É professor e pesquisador nas Faculdades de Campinas - Facamp. É colunista do Brasil Debate

 
Vinícius Gaspar Garcia

Considerações sobre a Lei da Inclusão da Pessoa com Deficiência

Mesmo não sendo demanda do movimento social das pessoas com deficiência, o projeto de lei é um marco. E, mais importante do que sua sanção definitiva é acompanhar a efetivação prática dos direitos e garantias legais conquistados por essa parcela da população

16/04/2015

A Câmara aprovou, no início de março, o projeto de Lei 7.699/06 que institui a Lei Brasileira de Inclusão (LBI) da Pessoa com Deficiência. O projeto ainda terá que ser votado no Senado, mas a aprovação na Câmara é um marco e encerra um processo que vem desde o ano 2000, quando o senador Paulo Paim (PT-SP) propôs a criação do “Estatuto do Portador de Deficiência”.

Em um ato simbolicamente importante, a LBI teve como relatora a deputada Mara Gabrilli (PSDB-SP), pessoa com deficiência física (tetraplegia).

Embora consolide direitos previstos em outras legislações, algumas considerações devem ser feitas em relação à LBI. Em primeiro lugar, é preciso registrar que a iniciativa de criação de uma legislação específica, na forma de um Estatuto, não foi uma demanda do movimento social das pessoas com deficiência.

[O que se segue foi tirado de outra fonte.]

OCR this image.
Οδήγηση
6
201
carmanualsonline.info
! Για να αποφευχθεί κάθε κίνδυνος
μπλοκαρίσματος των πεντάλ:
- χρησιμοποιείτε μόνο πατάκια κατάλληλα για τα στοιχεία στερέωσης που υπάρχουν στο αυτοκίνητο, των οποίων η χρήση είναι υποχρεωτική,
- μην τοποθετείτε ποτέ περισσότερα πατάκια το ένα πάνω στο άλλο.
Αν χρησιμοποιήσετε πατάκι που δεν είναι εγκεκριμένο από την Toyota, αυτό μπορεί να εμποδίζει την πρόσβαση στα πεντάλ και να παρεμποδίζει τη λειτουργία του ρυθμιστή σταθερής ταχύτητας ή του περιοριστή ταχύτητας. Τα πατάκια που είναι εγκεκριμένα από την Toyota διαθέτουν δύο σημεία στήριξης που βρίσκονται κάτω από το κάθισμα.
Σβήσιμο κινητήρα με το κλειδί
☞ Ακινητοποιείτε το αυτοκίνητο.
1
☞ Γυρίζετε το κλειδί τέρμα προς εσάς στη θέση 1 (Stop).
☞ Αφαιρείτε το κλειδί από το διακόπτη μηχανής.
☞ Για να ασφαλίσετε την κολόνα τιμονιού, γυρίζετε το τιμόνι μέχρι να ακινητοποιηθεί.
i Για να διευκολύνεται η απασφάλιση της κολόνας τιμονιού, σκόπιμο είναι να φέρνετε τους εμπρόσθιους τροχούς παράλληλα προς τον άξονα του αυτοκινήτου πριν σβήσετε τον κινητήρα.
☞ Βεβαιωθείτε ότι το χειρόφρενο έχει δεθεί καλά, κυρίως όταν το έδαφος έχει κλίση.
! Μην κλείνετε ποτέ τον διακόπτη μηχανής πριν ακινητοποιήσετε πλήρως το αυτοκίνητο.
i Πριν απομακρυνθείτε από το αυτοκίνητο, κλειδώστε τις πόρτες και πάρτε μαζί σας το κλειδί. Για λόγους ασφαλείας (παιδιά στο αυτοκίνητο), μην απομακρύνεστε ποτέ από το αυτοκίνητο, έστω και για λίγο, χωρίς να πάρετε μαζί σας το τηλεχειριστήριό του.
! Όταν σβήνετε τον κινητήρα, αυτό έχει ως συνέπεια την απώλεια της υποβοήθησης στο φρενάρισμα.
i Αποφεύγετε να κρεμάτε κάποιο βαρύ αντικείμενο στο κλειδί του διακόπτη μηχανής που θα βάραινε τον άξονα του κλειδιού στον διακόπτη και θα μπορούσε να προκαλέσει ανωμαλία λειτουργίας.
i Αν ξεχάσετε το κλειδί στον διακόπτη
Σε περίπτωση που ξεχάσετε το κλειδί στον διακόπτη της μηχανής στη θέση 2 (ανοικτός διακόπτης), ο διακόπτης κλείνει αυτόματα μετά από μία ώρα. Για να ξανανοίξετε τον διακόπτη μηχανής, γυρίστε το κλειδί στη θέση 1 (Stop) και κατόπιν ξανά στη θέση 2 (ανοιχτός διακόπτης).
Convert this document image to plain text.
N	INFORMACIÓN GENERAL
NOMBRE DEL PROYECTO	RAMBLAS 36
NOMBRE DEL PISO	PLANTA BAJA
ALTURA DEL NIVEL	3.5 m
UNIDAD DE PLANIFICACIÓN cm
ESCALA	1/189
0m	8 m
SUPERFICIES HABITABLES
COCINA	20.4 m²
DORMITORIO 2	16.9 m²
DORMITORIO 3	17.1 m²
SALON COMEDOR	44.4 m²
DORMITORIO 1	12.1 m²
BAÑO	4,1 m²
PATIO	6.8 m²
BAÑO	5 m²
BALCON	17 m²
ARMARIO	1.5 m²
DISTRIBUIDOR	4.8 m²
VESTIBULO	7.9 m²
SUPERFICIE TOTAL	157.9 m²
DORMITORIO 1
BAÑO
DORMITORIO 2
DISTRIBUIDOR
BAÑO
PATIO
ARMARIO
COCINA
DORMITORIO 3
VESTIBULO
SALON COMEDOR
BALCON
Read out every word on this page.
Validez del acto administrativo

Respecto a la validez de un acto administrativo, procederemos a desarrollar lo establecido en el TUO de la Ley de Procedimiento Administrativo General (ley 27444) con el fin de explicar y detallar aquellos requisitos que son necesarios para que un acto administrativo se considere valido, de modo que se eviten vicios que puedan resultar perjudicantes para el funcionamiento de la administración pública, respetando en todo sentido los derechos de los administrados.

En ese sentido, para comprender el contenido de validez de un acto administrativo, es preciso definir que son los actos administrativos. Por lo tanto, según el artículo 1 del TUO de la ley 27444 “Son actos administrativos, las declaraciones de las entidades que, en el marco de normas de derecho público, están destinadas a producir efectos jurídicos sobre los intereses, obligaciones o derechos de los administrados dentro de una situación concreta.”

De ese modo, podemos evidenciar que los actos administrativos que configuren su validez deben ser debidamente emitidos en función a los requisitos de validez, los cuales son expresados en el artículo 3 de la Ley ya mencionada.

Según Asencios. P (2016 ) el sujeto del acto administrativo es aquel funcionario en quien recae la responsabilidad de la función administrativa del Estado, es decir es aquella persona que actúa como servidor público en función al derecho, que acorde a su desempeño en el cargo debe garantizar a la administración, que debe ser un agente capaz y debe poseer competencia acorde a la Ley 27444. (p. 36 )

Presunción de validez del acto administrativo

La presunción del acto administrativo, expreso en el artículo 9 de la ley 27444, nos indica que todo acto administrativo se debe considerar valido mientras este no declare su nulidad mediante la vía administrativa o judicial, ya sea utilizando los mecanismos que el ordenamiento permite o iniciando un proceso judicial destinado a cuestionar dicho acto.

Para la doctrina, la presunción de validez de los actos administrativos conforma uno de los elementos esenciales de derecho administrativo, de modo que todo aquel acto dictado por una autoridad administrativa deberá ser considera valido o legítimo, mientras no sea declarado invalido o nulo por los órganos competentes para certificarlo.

Retrocedendo na história, durante as discussões sobre a Constituição de 1988, cogitou-se a possibilidade de elaboração de um capítulo único com os direitos das então chamadas pessoas portadoras de deficiência. A ideia foi rechaçada pelos militantes com deficiência da época, defendendo a visão de que as garantias legais para este segmento deveriam estar ao longo da carta constitucional, o que acabou ocorrendo.

No início dos anos 2000, foi com surpresa que se ouviu a notícia de que o senador Paulo Paim (PT-SP), assim como havia feito para outros grupos populacionais, propunha a criação de um Estatuto exclusivo para as pessoas com deficiência. Ademais, o projeto original tinha falhas que iam desde a terminologia inadequada até propostas que, se aprovadas, reforçariam a tutela e o assistencialismo para lidar com este temática.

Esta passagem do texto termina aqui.